Fragmented Fish Nov 10

We’d been driving for days and were now about 1,500 km out of Brisbane. The heat was oppressive, the landscape bleak and unforgiving. We had no real destination in mind, just driving through outback Queensland. Carnavon Gorge was on fire, an eagle had just bounced off our windscreen becoming the roadkill it was trying to feast on and we’d just visited the surreal alien landscape of Bladensburg National Park where Guy Pearce’s The Proposition was filmed. Of course it was 4o degrees in the shade and a few refreshing XXXX’s with the locals in the North Gregory Pub in Winton, the place where Waltzing Matilda was first performed live soon turned into a pub crawl and the next thing you know it’s morning, everything hurts and it’s going to be a scorcher again.

It was under these conditions that we met George.

For some reason my traveling companion was curious about the dinosaurs, he figured that since we’d come out all this way we might as well see what all the fuss was about. About 10 years ago a Western QLD farmer noticed some fossils on his land. He arranged a dig, invited the Museum out and discovered an endless stream of Dino bones, even some new species that they’ve imaginatively dubbed Clancy, Banjo and Matilda. In order to finance the process they’ve since established the Australian Age of Dinosaurs museum. Nursing our hangovers we drove out to what was ostensibly a large shed perched on top of a hill. Whilst dino bones don’t necessarily give me the Triceratops horn, the place was air conditioned, and in my condition it’s all it took.
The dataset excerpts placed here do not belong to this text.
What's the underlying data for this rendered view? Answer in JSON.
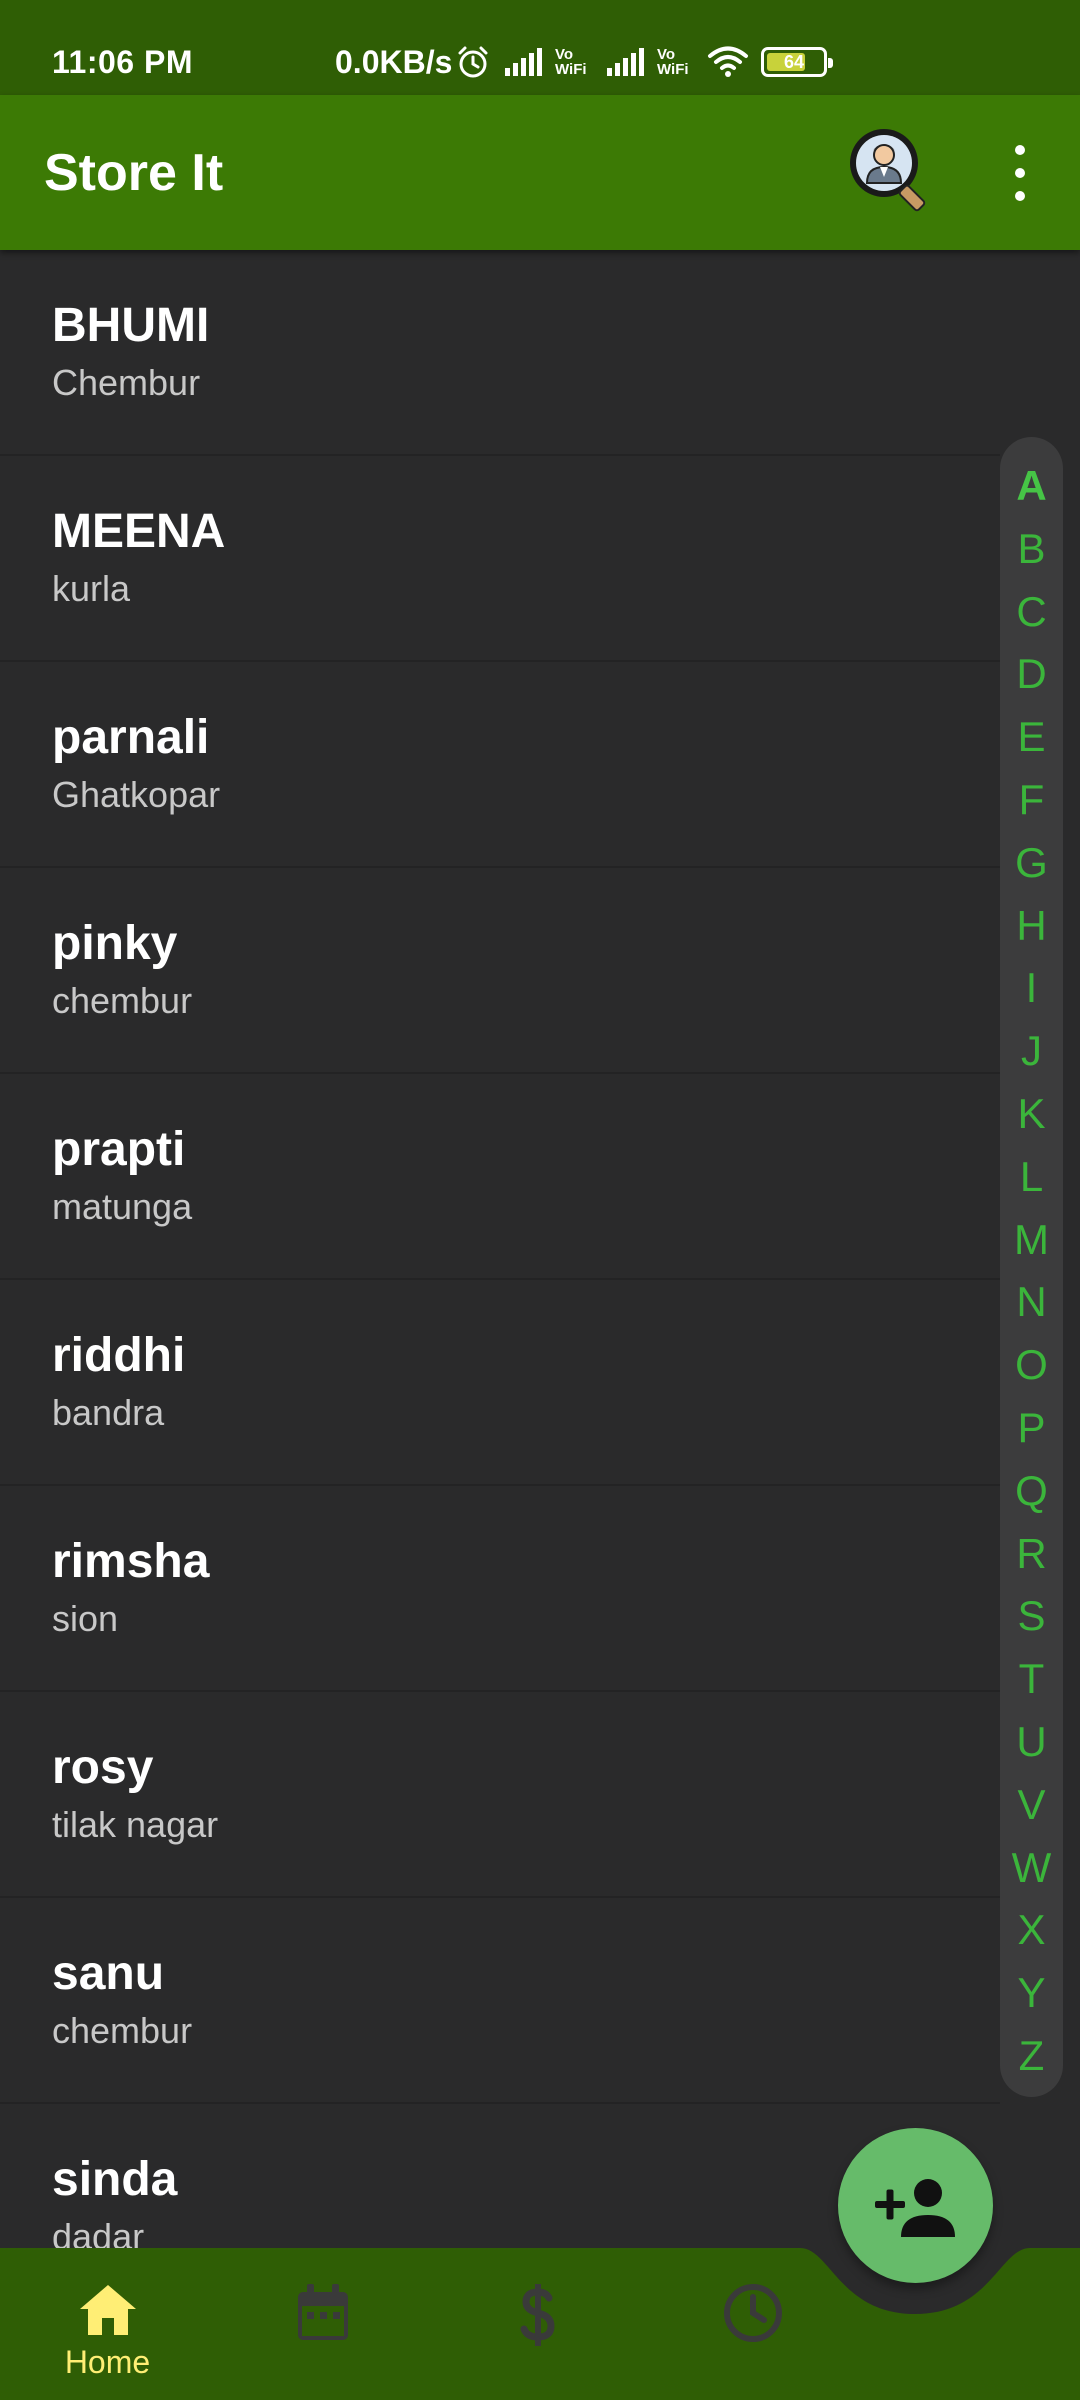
{
  "status_bar": {
    "time": "11:06 PM",
    "network_speed": "0.0KB/s",
    "vowifi_label": "Vo WiFi",
    "battery_level": "64",
    "icons": [
      "alarm-icon",
      "signal-icon",
      "vowifi-icon",
      "signal-icon",
      "vowifi-icon",
      "wifi-icon",
      "battery-icon"
    ]
  },
  "app_bar": {
    "title": "Store It",
    "icons": [
      "search-user-icon",
      "more-vert-icon"
    ]
  },
  "contacts": [
    {
      "name": "BHUMI",
      "area": "Chembur"
    },
    {
      "name": "MEENA",
      "area": "kurla"
    },
    {
      "name": "parnali",
      "area": "Ghatkopar"
    },
    {
      "name": "pinky",
      "area": "chembur"
    },
    {
      "name": "prapti",
      "area": "matunga"
    },
    {
      "name": "riddhi",
      "area": "bandra"
    },
    {
      "name": "rimsha",
      "area": "sion"
    },
    {
      "name": "rosy",
      "area": "tilak nagar"
    },
    {
      "name": "sanu",
      "area": "chembur"
    },
    {
      "name": "sinda",
      "area": "dadar"
    }
  ],
  "alphabet_index": {
    "letters": [
      "A",
      "B",
      "C",
      "D",
      "E",
      "F",
      "G",
      "H",
      "I",
      "J",
      "K",
      "L",
      "M",
      "N",
      "O",
      "P",
      "Q",
      "R",
      "S",
      "T",
      "U",
      "V",
      "W",
      "X",
      "Y",
      "Z"
    ],
    "selected": "A"
  },
  "fab": {
    "icon": "add-person-icon"
  },
  "bottom_nav": {
    "items": [
      {
        "label": "Home",
        "icon": "home-icon",
        "active": true
      },
      {
        "label": "",
        "icon": "calendar-icon",
        "active": false
      },
      {
        "label": "",
        "icon": "dollar-icon",
        "active": false
      },
      {
        "label": "",
        "icon": "clock-icon",
        "active": false
      }
    ]
  },
  "colors": {
    "status_bar": "#2f5e05",
    "app_bar": "#3c7a05",
    "list_background": "#2a2a2b",
    "bottom_nav": "#2f5e05",
    "fab": "#66bb6a",
    "index_letter": "#3bb53b",
    "active_nav": "#ffee75",
    "inactive_nav": "#3a3a3a"
  }
}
I met George when I went up to pay for the tour. He was a beaming guy in his early 20’s wearing a wide brimmed Akubra. He was just your regular slightly nerdy Dino obsessed country boy, with nothing altogether peculiar aside from the wispy glue on joke shop moustache he was sporting. That was until he spoke. “Here’s your change matey, we’ll be ready in a tic” he bellowed and I almost shat myself. I didn’t know whether to run or collapse in hysterics. I completed a mixture of all three and unconvicinglyy slunked jerkily away to compose myself. Was he serious? His voice came from a much older man, possibly an AM radio host from 30 years ago, deep, broad, folksy, but slightly hysterical, like a family of aliens had burrowed into his voice-box and were using his vocal chords as a trampoline. He was born with his voice broken, then when puberty struck it attacked.

It was at this point that I realised that the tour was going to be difficult. We were joined by a nervous very effeminate indigenous guy from the centre, stuttering through his first tour, as well as a rabid multiple syndrome afflicted Dino fanatic who peppered the poor guide with an avalanche of inane questions. “I was just wondering if they’re the same species of dinosaur as any Saurapod from America?” He inquired at one point. Our exhausted guide deferred nervously to George.

That’s a good question,” offers George.

“Oh okay.”

“They’re an offshoot from the same family but they adapted and evolved to their environment.”

“So they didn’t bloody swim from America then?” Inquires the syndrome.

“Nah,” says George before pausing for a few beats, “but if they did it was quite a swim.” he laughs heartily. We all join him. Dinosaur humour is fun.

We left George and the dinosaurs and slowly headed back towards the coast. But George wasn’t ready to leave us. He fueled the remainder of the trip. We wondered about his life away from dinosaurs, whether he was a Tyrannosaurs Rex with the ladies. By day he dusts dinosaur bones, but by night we wondered what darker bones he was dusting. We reasoned that that his voice wasn’t previously so deep, that after years of suffering debilitating bouts of tourettes yodeling he overcome it via, well, it’s too silly to print. But rest assured George was never far from our minds. He seemed like a great movie character, but we reasoned that he was so strange that the suspension of disbelief required was too much for mortal man. In a place where millions of fossils lay underneath the ground and billions of flies swarm above it, perhaps it is only natural that a George springs forth.

So it came as quite a shock when last week when my outback travelling companion sent me a frantic text telling me to immediately tune into Channel 7. I turned it on and there you have it, George in a swimming pool with hot young twins. George it seems has gone from amateur paleontologist, and Warhammer 40,000 fanatic to the set of Beauty and the Geek. And let me be honest, it’s highly likely that George breeding with a ‘beauty’ could perhaps result in the next phase of our species, proving the absolute justification of reality tv programming as our evolutionary future. Sometimes you wonder if the people on reality TV are actually real people with real lives, real feelings and emotions. Well having encountered George in the outback in his element, I for one can say, NO FUCKING WAY!!!!!!. George is so far beyond real it’s scary.